Spotify, a music streaming service, reported that its monthly active user base increased 20% to 456 million in the quarter that ended in September compared to the same period the previous year. This growth was attributed to a strong uptake in India following multiple marketing initiatives.
“Quarterly performance was positively impacted by better-than-expected intake in India as a result of a multimedia marketing campaign driving activations and reactivations,” the Stockholm-based company said.
Spotify India relies significantly on marketing and has devoted more than 80% of its annual budget to branding expenses since 2019. This is important as India is a price-sensitive market, and Spotify is up against local rivals like JioSaavn, Wynk, and Hungama. The company primarily makes money in India from subscriptions and advertising revenue.
Spotify’s Chief Financial Officer (CFO) Paul Vogel reiterated that in the previous quarters, the streaming service had been doing “incredibly well” in India and has “huge opportunities in the near future”.
With great development in the Latin American region, the streaming platform currently has over 195 paid subscribers globally for its Premium service.
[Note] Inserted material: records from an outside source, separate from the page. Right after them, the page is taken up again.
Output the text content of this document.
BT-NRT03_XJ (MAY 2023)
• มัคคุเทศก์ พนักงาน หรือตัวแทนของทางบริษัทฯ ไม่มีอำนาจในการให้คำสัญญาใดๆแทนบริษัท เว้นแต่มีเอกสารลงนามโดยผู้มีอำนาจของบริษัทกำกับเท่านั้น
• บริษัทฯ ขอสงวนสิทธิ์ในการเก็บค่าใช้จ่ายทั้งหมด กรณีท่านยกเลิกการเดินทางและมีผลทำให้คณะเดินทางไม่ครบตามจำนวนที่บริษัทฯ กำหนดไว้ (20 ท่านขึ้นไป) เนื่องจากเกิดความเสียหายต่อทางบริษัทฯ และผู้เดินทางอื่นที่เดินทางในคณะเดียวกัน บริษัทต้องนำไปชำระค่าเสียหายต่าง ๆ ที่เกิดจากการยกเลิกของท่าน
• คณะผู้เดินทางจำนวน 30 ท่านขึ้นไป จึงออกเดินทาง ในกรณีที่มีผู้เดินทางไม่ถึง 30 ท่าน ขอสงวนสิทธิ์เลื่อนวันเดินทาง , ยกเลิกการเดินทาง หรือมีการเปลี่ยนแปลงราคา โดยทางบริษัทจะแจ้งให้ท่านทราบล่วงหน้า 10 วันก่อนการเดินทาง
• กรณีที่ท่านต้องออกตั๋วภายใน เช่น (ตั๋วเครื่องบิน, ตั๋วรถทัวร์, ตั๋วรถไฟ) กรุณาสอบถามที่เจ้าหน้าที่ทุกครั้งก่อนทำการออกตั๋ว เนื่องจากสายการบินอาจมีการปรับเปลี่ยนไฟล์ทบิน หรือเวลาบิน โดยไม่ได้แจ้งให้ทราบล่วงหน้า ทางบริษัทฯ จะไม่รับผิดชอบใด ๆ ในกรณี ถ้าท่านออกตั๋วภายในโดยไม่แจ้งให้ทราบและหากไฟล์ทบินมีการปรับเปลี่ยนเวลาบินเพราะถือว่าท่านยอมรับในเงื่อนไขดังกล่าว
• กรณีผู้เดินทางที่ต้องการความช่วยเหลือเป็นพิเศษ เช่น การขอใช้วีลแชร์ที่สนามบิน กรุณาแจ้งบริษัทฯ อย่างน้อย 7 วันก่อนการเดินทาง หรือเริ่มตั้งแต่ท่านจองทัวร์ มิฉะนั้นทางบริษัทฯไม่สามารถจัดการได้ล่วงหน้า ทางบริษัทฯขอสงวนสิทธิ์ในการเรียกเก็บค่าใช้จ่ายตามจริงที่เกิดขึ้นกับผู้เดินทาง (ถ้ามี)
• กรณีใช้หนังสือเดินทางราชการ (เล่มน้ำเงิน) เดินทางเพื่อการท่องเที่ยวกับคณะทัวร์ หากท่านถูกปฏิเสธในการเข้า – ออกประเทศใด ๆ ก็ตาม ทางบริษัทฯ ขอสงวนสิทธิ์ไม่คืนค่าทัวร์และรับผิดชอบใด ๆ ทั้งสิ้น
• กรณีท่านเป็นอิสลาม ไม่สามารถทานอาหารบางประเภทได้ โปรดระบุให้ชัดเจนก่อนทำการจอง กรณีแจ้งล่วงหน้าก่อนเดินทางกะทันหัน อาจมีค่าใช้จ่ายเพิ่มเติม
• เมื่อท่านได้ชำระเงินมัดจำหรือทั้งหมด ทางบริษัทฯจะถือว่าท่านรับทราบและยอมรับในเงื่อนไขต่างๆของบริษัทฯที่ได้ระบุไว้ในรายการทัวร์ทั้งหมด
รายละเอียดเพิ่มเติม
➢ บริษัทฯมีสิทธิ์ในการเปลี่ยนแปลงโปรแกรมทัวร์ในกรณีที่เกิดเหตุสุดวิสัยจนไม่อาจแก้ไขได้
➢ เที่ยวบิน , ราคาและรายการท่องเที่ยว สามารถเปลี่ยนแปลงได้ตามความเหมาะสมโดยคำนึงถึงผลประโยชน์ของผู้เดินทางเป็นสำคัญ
“This was the largest Q3 net additions in our history and excluding our exit from Russia, our year to date net additions are at a record high and we expect this to sustain through year-end,” Vogel said in the investors presentation.
Its revenue increased by 21% year over year to just over €3 billion ($2.99 billion) in the quarter, and its advertising business grew by19%, driven mostly by double-digit growth in the podcasting business.